Every Child Accounted For
On August 30, 1940, SS Volendam was 300 miles west of Ireland when a torpedo from U-60 struck her. She was carrying 320 children — British evacuees under the Children's Overseas Reception Board, being sent to Canada to wait out a war that no one could predict would last another five years.
The Volendam did not go down quickly. The crew had time. The 320 children were brought off the ship, transferred to rescue vessels, and returned to Scotland. Every child came home. One adult crew member died — the single casualty from a ship that had taken a wartime torpedo with 320 children aboard.
Seventeen days later, on September 17, 1940, a German torpedo found the SS City of Benares. Of the 90 children she carried, 77 drowned in the North Atlantic. The CORB scheme was suspended that month and never resumed.

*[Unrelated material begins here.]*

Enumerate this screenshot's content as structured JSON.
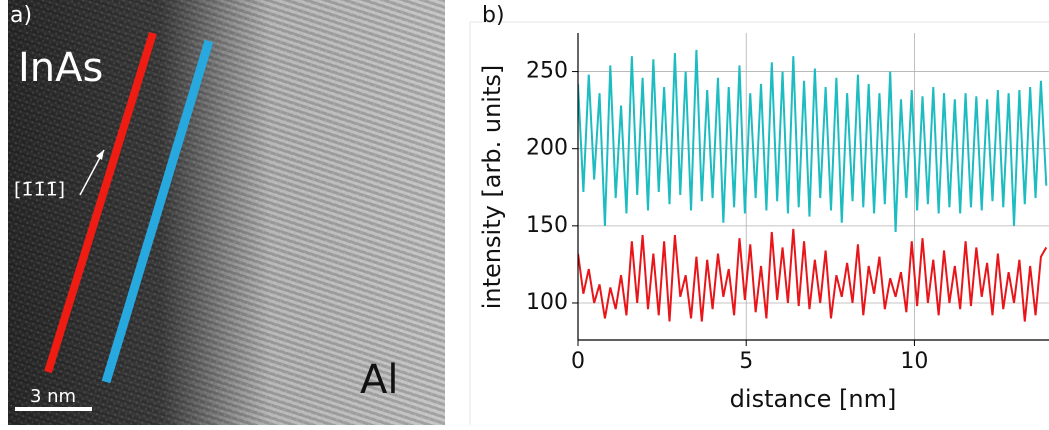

The Volendam survived her torpedoing, was repaired, and returned first to troopship service and then to HAL's postwar fleet. She was not scrapped until 1952. By then, the 320 children who had been handed into lifeboats by her crew were adults scattered across Britain, with children of their own.
She was a practical ship — 15,434 gross tons, built at Harland & Wolff in 1922, nothing exceptional about her design or her route. But on the afternoon of August 30, 1940, the crew did their job and every child aboard her survived. For a ship carrying child evacuees in the wartime North Atlantic, that was everything.